After the funeral there is only one more snapshot. A dream. In this dream my dad has just stepped through the outside door into the kitchen and I am staring up at him. He’s wearing his denim-blue work shirt, suspenders and denim overalls. Our eyes lock. My heart cries, “Why don’t you come home anymore?” But not a word is spoken. There are no tears. I only feel an indescribable longing.
I have frequently questioned the authenticity of this dream-memory. Even though the dream had occurred prior to the time my mom had remodeled our house, in my memory the dream was set in our newly remodeled kitchen. Was my dream-memory superimposed into our new kitchen because I have difficulty remembering how our pre-remodeled house used to look or was it a false memory?

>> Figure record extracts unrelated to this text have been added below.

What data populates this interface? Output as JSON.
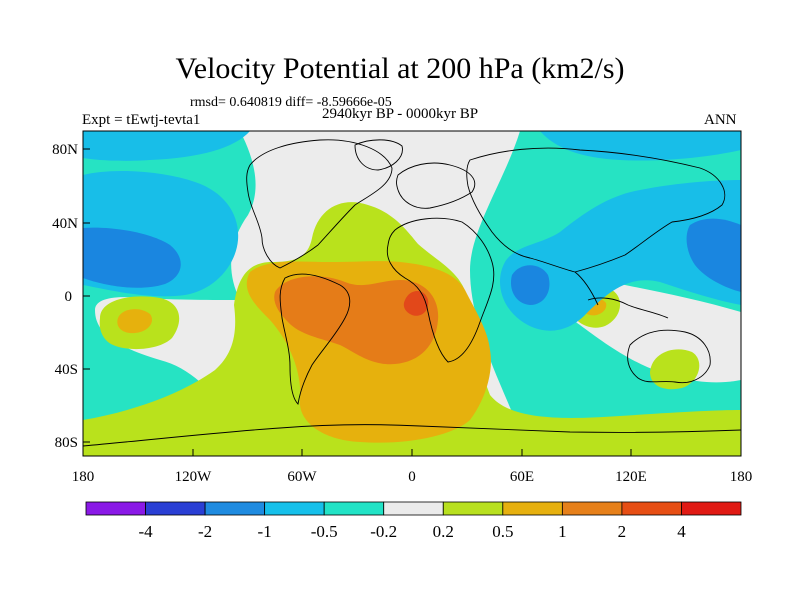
{
  "title": "Velocity Potential at 200 hPa (km2/s)",
  "stats_line": "rmsd= 0.640819 diff= -8.59666e-05",
  "left_label": "Expt = tEwtj-tevta1",
  "center_label": "2940kyr BP - 0000kyr BP",
  "right_label": "ANN",
  "map": {
    "lat_ticks": [
      "80N",
      "40N",
      "0",
      "40S",
      "80S"
    ],
    "lon_ticks": [
      "180",
      "120W",
      "60W",
      "0",
      "60E",
      "120E",
      "180"
    ]
  },
  "colorbar": {
    "labels": [
      "-4",
      "-2",
      "-1",
      "-0.5",
      "-0.2",
      "0.2",
      "0.5",
      "1",
      "2",
      "4"
    ],
    "colors": [
      "#8a19e6",
      "#2a3fd4",
      "#1f8be0",
      "#16c0ea",
      "#22e3c6",
      "#ebebeb",
      "#b8e01f",
      "#e6b00f",
      "#e6801a",
      "#e64e14",
      "#e01a14"
    ]
  },
  "field_colors": {
    "strong_neg": "#1a86e0",
    "neg": "#18bee8",
    "weak_neg": "#26e3c3",
    "neutral": "#ececec",
    "weak_pos": "#b9e21c",
    "pos": "#e6b10d",
    "strong_pos": "#e57c18",
    "max_pos": "#e2481a"
  }
}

Several years ago I discovered the answer in my Aunt Emma’s diary. On December 19, 1969, one year and eight months after my dad’s death, sandwiched in between a comment about how cute my younger brother Roland could talk and how she had shipped off a box of sugar and creamer sets she had painted, Emma had penned the following words:
“Mother (Grossmommy) said Aleta told her she dreamed her father came in the door. “Do you know why I dreamed that? Because I wish to see him.””
More than forty years later I could still feel that longing deep inside. My heart crying out for my daddy. This time the tears came.
That longing subconsciously followed me throughout my life. Because of it, unhealed, I made choices that I believe I would not have made otherwise. I spent my teen years searching to fill that empty void in my heart. It was not until I allowed God to fill it that I found peace.
We all have a God-shaped void within us. It is only by daily inviting his presence in to fill it that we maintain that peace.